GRMUS-TJ P621 -- Collaborative Skills: Vocal I 
2 credits
Fall
Katherine Chu
Monday 4:00-5:45
This two-semester practicum explores specific skills required of pianists to successfully rehearse, coach    
and perform different genres and styles of vocal music including both operatic and song repertoire, with the periodic participation of visiting vocalists. The first semester covers the standard aria repertoire of various eras and languages, emphasizing the pianist’s role in providing orchestral texture and rhythmic structure for the singer. Selected song repertoire focusing on the dual nature of the pianist both as a coach and as a collaborative partner to vocalists will be studied.
This course may be repeated.    

Language Courses

Note: English language courses may be required based on the results of a language assessment; learning strategies will be personalized accordingly.

ENGL-TJ 101 -- Graduate English I 
0 credits
Fall
Bob Burke
Tuesday and Thursday 2:30-3:45
This course meets for 2 hours per week and is designed to enable graduate students to develop their English skills for professional, academic and artistic purposes within the music culture at Tianjin Juilliard and across global musical networks. Coursework will guide students to develop fluent, confident communication skills to support their professional activities, and facilitate music-focused scholarly work.

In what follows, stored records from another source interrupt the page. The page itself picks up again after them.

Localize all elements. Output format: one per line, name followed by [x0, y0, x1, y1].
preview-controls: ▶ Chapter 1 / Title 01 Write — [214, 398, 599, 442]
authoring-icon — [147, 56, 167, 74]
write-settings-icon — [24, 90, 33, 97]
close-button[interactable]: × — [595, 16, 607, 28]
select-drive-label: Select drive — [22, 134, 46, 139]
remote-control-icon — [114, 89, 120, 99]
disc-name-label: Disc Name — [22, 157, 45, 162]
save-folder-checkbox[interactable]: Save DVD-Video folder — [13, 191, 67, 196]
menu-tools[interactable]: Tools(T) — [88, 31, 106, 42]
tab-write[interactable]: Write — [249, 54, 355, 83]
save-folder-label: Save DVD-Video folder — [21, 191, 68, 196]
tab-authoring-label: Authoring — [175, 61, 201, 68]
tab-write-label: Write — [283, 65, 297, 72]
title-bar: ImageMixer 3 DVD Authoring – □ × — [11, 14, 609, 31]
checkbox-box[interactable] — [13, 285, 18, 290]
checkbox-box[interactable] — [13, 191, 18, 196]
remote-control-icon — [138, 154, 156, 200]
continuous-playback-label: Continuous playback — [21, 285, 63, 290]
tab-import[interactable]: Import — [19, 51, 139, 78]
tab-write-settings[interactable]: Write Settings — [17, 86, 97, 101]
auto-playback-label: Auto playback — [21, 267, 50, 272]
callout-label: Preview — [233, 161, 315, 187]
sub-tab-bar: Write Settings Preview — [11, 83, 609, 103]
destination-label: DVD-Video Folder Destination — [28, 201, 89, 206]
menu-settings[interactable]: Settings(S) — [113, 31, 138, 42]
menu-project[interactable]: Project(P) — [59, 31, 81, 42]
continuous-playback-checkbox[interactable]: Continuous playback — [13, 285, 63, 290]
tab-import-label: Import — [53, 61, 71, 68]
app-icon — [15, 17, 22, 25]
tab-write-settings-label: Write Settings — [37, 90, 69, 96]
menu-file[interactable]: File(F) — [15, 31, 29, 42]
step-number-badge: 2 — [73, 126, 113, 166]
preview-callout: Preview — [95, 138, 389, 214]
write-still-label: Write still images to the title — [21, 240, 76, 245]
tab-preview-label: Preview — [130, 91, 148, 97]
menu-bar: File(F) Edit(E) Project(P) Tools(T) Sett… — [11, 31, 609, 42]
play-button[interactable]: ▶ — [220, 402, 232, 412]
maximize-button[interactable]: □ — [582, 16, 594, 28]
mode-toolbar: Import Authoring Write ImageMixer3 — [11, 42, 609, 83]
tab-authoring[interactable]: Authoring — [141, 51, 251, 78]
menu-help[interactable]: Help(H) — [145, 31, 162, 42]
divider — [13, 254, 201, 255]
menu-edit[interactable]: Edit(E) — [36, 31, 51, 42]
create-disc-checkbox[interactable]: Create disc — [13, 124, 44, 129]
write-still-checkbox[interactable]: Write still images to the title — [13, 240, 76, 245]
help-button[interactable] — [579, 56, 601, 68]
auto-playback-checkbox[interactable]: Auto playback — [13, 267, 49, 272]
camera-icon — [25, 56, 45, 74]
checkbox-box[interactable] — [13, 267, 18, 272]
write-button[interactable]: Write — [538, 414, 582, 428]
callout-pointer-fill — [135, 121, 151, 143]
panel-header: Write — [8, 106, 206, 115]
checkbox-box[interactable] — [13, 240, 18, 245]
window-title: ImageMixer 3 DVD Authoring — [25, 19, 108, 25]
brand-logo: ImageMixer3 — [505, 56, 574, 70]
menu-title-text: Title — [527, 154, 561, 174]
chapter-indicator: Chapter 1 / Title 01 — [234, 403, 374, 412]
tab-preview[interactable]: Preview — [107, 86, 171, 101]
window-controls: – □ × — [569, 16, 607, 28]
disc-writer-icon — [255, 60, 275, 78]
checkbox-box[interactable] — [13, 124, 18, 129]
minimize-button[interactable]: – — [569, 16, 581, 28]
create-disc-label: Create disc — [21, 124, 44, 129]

The curriculum covers areas of English study such as professional music practice, music appreciation, music terminology, English for academic purposes, cross-cultural communication and reflection on language learning.
Students required to take this course are expected to pass the course with a grade of at least “B”.
        
            
ENGL-TJ 111X -- Graduate English Intensive I 
0 credits
Fall
English Language Faculty 
Section A Monday Tuesday Thursday Friday 1:00-2:15    
Section B Monday Tuesday Thursday Friday 1:00-2:15    
This version of the Graduate English course meets for 4 hours per week. 
Students required to take this course are expected to pass the course with a grade of at least “B”.

ENGL-TJ 201-- Graduate English III
0 credits
Fall
Faculty
Section A Tuesday and Friday 12:00-1:00
Section B Tuesday and Friday 12:00-1:00

A contiuation of the required English language curriculum for second-year students based upon assessment after completion of Intensive English or Graduate English during the first year of study.
Students required to take this course are expected to pass the course with a grade of at least “B”.